Right Calf, December 2004. Portage Des Sioux, MO
It was the afternoon before our 8th grade Christmas choir concert. I had my outfit and jewelry picked out. I had bought the outfit the week before, a pair of black pants and a red sweater. However, I had forgotten to take them out of the bag and they were wrinkled, badly. At this point in my 14 years on earth I had never used an iron. I didn’t understand what the steam did or what the settings meant. I remembered seeing my mother use the iron occasionally before she left two years earlier. I decided it couldn’t be terribly hard, and it wasn’t. As I sat on the pink carpet in my room with a towel down on the floor I successfully ironed my sweater and my pants. I remember thinking that life without a mom here won’t be so bad after all, I can handle this. Then I ran my calf right into the edge of the iron that was on high. I just remember the sting of the burn and the tears, so many tears. I crawled in my bed and sobbed.Why should I have to iron my clothes? I thought this as I touched the burned flesh on my leg, causing more pain and more sobbing. Sobbing because my mom should be there helping me get ready, helping me get the knots out of my unruly hair, teaching me how to put on makeup, but she wasn't. When I was all cried out, I dried my eyes, shoved down those awful emotions for another day and began to comb through my hair, knot by knot. That scar taught me that life isn’t fair. That scar gave me my independence.

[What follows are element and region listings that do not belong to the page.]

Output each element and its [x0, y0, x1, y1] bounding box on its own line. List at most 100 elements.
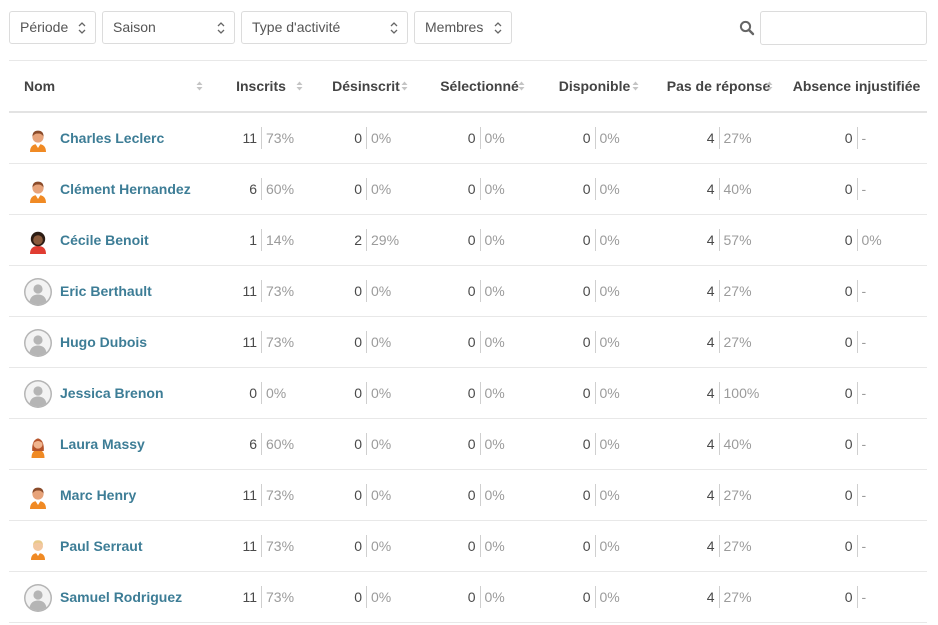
stat-count: 4: [706, 435, 715, 452]
stat-separator: [718, 483, 720, 506]
stat-cell-unjustified-absence: 0-: [786, 367, 927, 419]
stat-count: 0: [467, 180, 476, 197]
stat-percentage: 27%: [723, 282, 752, 299]
stat-cell-available: 0 0%: [538, 112, 651, 164]
stat-separator: [261, 279, 262, 302]
stat-count: 0: [354, 486, 362, 503]
period-select[interactable]: Période: [9, 11, 96, 44]
stat-separator: [594, 279, 596, 302]
column-header-unregistered[interactable]: Désinscrit: [311, 61, 421, 113]
stat-count: 0: [582, 231, 591, 248]
stat-separator: [856, 177, 858, 200]
stat-percentage: 14%: [266, 231, 295, 248]
stat-separator: [594, 127, 596, 149]
stat-percentage: 0%: [484, 486, 505, 503]
stat-percentage: 0%: [484, 537, 505, 554]
stat-count: 0: [354, 537, 362, 554]
stat-percentage: 0%: [599, 333, 620, 350]
column-header-no-answer[interactable]: Pas de réponse: [651, 61, 786, 113]
stat-separator: [594, 432, 596, 455]
member-name-link[interactable]: Jessica Brenon: [60, 384, 164, 401]
stat-count: 0: [354, 588, 362, 605]
stat-count: 0: [582, 384, 591, 401]
members-select-label: Membres: [425, 19, 484, 35]
stat-cell-unjustified-absence: 0-: [786, 571, 927, 623]
activity-type-select[interactable]: Type d'activité: [241, 11, 408, 44]
stat-separator: [856, 432, 858, 455]
stat-count: 0: [354, 282, 362, 299]
stat-percentage: 27%: [723, 486, 752, 503]
stat-count: 0: [844, 180, 853, 197]
stat-cell-no-answer: 4 40%: [651, 418, 786, 470]
member-name-link[interactable]: Eric Berthault: [60, 282, 152, 299]
stat-percentage: 0%: [484, 588, 505, 605]
stat-separator: [479, 381, 481, 404]
stat-cell-registered: 1 14%: [211, 214, 311, 266]
stat-count: 0: [582, 130, 591, 146]
member-name-cell: Jessica Brenon: [9, 367, 211, 419]
stat-percentage: -: [861, 180, 867, 197]
stat-separator: [479, 483, 481, 506]
stat-cell-registered: 11 73%: [211, 520, 311, 572]
stat-count: 4: [706, 486, 715, 503]
stat-percentage: 0%: [371, 180, 392, 197]
column-header-unjustified-absence[interactable]: Absence injustifiée: [786, 61, 927, 113]
stat-cell-no-answer: 4 40%: [651, 163, 786, 215]
member-name-link[interactable]: Charles Leclerc: [60, 130, 165, 146]
member-name-link[interactable]: Laura Massy: [60, 435, 145, 452]
stat-cell-selected: 0 0%: [421, 112, 538, 164]
member-name-cell: Eric Berthault: [9, 265, 211, 317]
stat-separator: [856, 585, 858, 608]
female-red-avatar-icon: [30, 231, 46, 254]
stat-separator: [594, 381, 596, 404]
column-header-selected[interactable]: Sélectionné: [421, 61, 538, 113]
stat-cell-registered: 11 73%: [211, 265, 311, 317]
members-select[interactable]: Membres: [414, 11, 512, 44]
search-input[interactable]: [760, 11, 927, 45]
stat-count: 0: [354, 435, 362, 452]
stat-percentage: 0%: [484, 130, 505, 146]
member-name-link[interactable]: Marc Henry: [60, 486, 137, 503]
member-name-link[interactable]: Samuel Rodriguez: [60, 588, 183, 605]
stat-count: 0: [844, 231, 853, 248]
stat-cell-registered: 11 73%: [211, 316, 311, 368]
stat-separator: [366, 483, 367, 506]
search-icon[interactable]: [739, 20, 755, 36]
stat-percentage: 73%: [266, 333, 295, 350]
member-name-link[interactable]: Cécile Benoit: [60, 231, 149, 248]
stat-percentage: 0%: [371, 384, 392, 401]
stat-count: 0: [467, 537, 476, 554]
stat-count: 0: [582, 588, 591, 605]
stat-count: 0: [582, 180, 591, 197]
stat-separator: [366, 279, 367, 302]
stat-percentage: 0%: [861, 231, 882, 248]
stat-cell-no-answer: 4 27%: [651, 520, 786, 572]
stat-separator: [856, 483, 858, 506]
stat-cell-available: 0 0%: [538, 163, 651, 215]
stat-count: 0: [582, 435, 591, 452]
stat-cell-no-answer: 4 100%: [651, 367, 786, 419]
stat-count: 4: [706, 384, 715, 401]
stat-separator: [479, 534, 481, 557]
stat-count: 0: [844, 282, 853, 299]
stat-separator: [261, 228, 262, 251]
stat-percentage: 0%: [599, 231, 620, 248]
stat-separator: [856, 534, 858, 557]
stat-cell-no-answer: 4 27%: [651, 469, 786, 521]
member-name-link[interactable]: Hugo Dubois: [60, 333, 148, 350]
column-header-name[interactable]: Nom: [9, 61, 211, 113]
stat-separator: [366, 177, 367, 200]
stat-percentage: 60%: [266, 435, 295, 452]
member-name-link[interactable]: Paul Serraut: [60, 537, 143, 554]
stat-cell-unregistered: 0 0%: [311, 316, 421, 368]
season-select[interactable]: Saison: [102, 11, 235, 44]
column-header-available[interactable]: Disponible: [538, 61, 651, 113]
stat-cell-no-answer: 4 27%: [651, 265, 786, 317]
member-name-link[interactable]: Clément Hernandez: [60, 180, 191, 197]
stat-separator: [594, 228, 596, 251]
stat-count: 0: [467, 231, 476, 248]
stat-cell-unjustified-absence: 0-: [786, 163, 927, 215]
column-header-registered[interactable]: Inscrits: [211, 61, 311, 113]
stat-cell-selected: 0 0%: [421, 418, 538, 470]
stat-separator: [718, 432, 720, 455]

Heart, December 2006. Portage Des Sioux, MO
I found my father, passed away in his bed at 10:30am on December 22, 2006. I remember hugging his cold body and screaming to no one, as I was alone in our house on Common Field, that I didn’t even get to say goodbye. Somewhere in the midst I made a phone call. Before anyone arrived I was hopelessly clinging to him, my endless tears and snot on his chest, shaking him, praying he would wake up. I remember begging God for me to be wrong, for my dad to open his big brown eyes and tickle me again, the way I always pretended I hated. Months after his death I was still in a deep depression. He was my person, my best friend, all I had. Wounds on the heart are much harder to heal, as they don’t technically exist and are emotionally fueled. Mederma can’t touch those. Slowly my wound has healed over. Even after almost 7 years, a lot of praying and an immense amount of acceptance, the scar is still raised and I remember its presence daily. That scar taught me that bad things happen to good people for reasons not understood. It has taught me about the extreme vulnerability and preciousness of life. That scar has taught me that even the worst kind of wounds will heal, but a scar will always remain.